- Maryneal Location within the state of Texas Maryneal Maryneal (the United States)
- Coordinates: 32°14′07″N 100°27′01″W﻿ / ﻿32.23528°N 100.45028°W
- Country: United States
- State: Texas
- County: Nolan
- Elevation: 2,569 ft (783 m)
- Time zone: UTC-6 (Central (CST))
- • Summer (DST): UTC-5 (CDT)
- ZIP codes: 79535
- GNIS feature ID: 1341044

= Maryneal, Texas =

Maryneal is an unincorporated community in southern Nolan County, Texas, United States. It lies along FM 608 south of the city of Sweetwater, the county seat of Nolan County. Its elevation is 2,566 feet (782 m).
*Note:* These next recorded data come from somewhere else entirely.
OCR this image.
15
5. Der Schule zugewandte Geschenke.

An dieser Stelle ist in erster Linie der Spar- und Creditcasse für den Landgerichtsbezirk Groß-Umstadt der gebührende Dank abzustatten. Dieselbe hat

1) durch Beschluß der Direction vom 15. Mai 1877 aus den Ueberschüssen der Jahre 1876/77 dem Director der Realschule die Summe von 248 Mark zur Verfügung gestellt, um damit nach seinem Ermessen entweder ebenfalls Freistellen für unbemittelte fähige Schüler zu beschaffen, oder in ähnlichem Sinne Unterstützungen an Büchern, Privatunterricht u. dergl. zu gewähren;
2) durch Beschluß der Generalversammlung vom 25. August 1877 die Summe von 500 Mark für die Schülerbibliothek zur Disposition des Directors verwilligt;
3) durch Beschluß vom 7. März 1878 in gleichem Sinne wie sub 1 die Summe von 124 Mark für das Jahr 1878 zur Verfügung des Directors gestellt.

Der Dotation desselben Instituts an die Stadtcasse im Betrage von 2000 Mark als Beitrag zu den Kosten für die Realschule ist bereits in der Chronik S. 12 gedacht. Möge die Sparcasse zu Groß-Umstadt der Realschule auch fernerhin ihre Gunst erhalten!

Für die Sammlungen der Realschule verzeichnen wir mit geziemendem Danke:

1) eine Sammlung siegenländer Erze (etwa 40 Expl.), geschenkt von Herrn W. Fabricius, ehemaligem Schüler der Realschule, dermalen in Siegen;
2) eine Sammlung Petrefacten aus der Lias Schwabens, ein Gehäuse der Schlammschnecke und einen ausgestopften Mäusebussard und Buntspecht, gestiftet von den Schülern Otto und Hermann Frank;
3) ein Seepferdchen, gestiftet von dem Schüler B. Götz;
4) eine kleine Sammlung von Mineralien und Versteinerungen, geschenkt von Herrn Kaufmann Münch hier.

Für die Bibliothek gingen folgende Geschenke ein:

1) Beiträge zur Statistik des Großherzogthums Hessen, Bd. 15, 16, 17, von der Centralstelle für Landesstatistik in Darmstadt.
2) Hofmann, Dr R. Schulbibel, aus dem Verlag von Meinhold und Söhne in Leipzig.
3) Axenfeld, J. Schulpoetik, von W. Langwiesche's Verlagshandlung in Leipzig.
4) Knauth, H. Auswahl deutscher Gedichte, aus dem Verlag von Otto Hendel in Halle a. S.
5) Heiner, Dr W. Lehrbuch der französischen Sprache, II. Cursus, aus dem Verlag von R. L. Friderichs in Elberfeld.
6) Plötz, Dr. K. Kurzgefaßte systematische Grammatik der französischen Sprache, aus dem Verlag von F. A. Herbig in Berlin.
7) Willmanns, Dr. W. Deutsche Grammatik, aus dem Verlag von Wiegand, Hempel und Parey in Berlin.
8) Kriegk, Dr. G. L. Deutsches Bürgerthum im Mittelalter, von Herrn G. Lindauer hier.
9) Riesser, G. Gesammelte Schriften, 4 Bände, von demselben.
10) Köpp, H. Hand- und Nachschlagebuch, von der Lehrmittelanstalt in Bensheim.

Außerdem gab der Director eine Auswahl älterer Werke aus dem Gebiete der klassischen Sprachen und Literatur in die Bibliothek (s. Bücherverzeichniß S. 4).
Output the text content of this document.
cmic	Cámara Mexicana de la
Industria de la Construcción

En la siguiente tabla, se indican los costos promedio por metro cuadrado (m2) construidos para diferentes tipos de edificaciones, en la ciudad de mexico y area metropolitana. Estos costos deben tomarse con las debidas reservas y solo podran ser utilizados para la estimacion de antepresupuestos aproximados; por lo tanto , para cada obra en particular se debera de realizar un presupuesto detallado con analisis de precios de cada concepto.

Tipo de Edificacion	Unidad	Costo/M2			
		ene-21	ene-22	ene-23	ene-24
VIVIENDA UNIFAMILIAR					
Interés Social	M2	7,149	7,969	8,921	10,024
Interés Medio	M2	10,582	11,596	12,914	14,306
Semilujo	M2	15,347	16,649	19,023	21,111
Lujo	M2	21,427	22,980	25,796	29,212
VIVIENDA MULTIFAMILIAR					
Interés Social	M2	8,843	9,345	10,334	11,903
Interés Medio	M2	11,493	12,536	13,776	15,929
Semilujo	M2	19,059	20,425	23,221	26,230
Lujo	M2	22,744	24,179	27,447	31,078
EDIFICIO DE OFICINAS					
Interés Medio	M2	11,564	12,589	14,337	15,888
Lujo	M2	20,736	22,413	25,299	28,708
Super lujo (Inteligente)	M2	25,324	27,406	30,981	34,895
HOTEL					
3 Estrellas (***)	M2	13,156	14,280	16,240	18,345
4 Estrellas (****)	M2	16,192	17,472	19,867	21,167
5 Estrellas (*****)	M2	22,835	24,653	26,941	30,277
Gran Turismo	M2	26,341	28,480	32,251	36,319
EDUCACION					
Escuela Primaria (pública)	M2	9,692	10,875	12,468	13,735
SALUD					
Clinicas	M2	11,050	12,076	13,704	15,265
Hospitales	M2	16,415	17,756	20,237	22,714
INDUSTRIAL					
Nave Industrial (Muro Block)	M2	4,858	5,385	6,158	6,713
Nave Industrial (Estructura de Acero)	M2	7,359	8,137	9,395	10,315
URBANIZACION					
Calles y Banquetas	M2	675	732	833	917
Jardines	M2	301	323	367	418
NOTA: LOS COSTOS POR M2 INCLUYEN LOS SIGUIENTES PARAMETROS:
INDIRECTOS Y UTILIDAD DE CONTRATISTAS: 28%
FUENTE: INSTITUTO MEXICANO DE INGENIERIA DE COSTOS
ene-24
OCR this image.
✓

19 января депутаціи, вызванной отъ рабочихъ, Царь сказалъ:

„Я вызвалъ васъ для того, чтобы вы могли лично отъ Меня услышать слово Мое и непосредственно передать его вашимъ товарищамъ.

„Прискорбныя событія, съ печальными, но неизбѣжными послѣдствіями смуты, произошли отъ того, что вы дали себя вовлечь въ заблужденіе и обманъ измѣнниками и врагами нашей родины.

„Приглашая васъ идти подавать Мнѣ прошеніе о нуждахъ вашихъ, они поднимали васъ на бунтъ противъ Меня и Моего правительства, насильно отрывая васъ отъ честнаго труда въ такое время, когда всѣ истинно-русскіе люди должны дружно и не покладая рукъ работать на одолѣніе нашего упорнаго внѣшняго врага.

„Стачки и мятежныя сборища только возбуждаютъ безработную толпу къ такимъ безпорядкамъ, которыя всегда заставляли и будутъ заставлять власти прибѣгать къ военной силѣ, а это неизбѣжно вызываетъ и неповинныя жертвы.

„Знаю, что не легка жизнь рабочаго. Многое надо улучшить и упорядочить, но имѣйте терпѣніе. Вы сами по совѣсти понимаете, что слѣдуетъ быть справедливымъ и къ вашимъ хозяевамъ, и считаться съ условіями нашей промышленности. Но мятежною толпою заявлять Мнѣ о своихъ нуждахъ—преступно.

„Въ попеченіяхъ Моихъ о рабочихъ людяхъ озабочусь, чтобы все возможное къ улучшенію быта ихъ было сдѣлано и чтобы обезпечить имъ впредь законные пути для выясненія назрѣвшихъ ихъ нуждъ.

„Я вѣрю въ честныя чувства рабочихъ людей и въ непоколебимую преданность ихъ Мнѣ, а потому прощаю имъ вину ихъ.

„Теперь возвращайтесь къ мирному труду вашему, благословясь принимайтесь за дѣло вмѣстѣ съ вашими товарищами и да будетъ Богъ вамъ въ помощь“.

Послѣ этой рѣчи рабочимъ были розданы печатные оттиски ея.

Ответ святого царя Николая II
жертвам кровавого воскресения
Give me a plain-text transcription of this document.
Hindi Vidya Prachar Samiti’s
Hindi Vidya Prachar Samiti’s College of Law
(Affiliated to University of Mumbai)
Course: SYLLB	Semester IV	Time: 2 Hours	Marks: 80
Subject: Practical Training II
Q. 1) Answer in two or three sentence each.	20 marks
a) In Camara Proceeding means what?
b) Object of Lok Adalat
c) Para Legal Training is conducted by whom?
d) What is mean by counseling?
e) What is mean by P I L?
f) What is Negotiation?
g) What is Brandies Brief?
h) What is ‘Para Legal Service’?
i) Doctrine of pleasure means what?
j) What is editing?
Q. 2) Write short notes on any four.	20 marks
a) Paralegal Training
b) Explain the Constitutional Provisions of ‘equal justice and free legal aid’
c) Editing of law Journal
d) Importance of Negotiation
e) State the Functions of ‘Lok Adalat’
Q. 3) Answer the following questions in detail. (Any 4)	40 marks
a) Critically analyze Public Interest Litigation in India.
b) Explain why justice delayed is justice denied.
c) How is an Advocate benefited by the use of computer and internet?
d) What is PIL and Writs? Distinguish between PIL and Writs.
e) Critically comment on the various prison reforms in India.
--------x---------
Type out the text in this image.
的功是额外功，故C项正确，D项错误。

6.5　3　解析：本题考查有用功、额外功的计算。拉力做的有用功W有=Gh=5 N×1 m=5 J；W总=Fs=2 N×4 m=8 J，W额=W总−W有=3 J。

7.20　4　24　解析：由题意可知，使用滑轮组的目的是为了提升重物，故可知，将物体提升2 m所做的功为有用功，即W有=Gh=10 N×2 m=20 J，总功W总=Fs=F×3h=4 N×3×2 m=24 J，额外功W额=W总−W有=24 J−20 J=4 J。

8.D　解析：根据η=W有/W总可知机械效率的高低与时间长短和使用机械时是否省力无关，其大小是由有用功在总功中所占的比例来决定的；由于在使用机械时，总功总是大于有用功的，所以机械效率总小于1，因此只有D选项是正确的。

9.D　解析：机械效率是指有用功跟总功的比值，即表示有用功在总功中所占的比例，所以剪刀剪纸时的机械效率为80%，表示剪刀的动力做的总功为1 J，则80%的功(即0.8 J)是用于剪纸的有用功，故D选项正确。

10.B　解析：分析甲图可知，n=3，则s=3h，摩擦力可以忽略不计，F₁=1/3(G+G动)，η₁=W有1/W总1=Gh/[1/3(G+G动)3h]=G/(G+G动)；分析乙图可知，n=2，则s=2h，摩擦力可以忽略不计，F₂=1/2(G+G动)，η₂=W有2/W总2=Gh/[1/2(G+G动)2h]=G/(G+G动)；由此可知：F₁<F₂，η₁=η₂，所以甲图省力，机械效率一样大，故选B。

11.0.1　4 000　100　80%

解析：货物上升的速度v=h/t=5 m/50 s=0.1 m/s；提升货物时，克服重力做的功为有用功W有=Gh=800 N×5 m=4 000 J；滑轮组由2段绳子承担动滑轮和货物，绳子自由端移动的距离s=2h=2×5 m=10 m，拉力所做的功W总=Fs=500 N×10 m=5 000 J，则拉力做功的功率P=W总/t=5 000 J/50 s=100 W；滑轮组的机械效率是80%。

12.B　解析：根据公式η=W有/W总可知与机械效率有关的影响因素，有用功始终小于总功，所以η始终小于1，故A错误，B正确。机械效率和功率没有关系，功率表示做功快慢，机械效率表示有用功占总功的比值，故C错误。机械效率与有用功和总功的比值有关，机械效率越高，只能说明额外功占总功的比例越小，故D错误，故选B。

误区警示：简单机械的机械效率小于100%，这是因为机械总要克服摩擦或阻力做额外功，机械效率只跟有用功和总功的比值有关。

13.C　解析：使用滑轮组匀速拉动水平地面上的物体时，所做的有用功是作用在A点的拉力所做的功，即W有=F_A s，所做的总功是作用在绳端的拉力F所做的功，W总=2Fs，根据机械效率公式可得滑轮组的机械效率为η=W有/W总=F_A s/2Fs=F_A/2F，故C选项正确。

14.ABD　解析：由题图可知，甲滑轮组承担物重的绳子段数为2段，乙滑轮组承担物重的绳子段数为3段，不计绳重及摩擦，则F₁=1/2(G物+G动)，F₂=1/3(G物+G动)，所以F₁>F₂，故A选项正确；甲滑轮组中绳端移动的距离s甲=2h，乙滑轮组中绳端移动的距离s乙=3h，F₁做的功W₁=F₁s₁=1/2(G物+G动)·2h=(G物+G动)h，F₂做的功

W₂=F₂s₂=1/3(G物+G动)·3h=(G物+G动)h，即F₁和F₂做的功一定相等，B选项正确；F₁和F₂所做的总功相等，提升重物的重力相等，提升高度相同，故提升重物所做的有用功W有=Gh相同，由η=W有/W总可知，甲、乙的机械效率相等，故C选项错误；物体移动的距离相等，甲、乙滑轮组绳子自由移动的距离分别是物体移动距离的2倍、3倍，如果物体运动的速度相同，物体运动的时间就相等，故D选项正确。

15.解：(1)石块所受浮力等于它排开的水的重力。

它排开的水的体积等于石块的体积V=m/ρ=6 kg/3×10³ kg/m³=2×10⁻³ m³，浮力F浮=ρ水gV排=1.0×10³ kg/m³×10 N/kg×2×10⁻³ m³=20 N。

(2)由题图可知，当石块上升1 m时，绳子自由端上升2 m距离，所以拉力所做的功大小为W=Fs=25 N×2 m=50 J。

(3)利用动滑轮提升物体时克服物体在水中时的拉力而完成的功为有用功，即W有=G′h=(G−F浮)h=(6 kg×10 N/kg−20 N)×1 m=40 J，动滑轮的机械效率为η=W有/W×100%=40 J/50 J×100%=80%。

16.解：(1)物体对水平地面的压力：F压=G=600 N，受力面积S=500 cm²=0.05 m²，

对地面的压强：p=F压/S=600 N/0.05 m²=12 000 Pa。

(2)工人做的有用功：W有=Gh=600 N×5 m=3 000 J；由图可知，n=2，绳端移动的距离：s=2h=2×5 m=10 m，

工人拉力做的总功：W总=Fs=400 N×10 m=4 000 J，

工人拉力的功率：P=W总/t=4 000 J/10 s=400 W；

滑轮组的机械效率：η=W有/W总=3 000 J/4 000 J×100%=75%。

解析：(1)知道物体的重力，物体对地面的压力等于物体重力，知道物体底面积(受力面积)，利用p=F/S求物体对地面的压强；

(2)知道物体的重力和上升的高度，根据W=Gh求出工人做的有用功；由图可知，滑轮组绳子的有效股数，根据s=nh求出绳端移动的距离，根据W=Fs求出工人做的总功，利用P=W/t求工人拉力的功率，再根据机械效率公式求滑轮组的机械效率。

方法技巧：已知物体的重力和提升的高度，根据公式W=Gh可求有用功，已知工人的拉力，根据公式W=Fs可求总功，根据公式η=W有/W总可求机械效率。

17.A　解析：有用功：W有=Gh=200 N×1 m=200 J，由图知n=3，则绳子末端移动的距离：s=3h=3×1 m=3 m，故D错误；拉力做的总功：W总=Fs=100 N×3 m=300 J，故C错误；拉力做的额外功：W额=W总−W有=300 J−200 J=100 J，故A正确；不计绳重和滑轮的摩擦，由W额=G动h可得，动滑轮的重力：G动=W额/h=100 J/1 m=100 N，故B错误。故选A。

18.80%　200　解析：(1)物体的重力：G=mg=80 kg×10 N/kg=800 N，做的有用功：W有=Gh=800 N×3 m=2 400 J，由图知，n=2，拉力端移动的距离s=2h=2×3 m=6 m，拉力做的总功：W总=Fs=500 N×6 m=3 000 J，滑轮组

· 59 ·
Although Maryneal is unincorporated, it has a post office, with the ZIP code of 79535; the ZCTA for ZIP Code 79535 had a population of 181 at the 2000 census.

==History==
Founded in 1907 along the Kansas City, Mexico and Orient Railway (and currently along the route of the Texas and Oklahoma Railroad), the community was named for one or more people; the source of its name is disputed. In its early history, the community was more significant than it is today: it won a significant minority of the votes in an election (losing to Sweetwater) to determine the county seat, and a post office was established in Maryneal by being moved from Decker.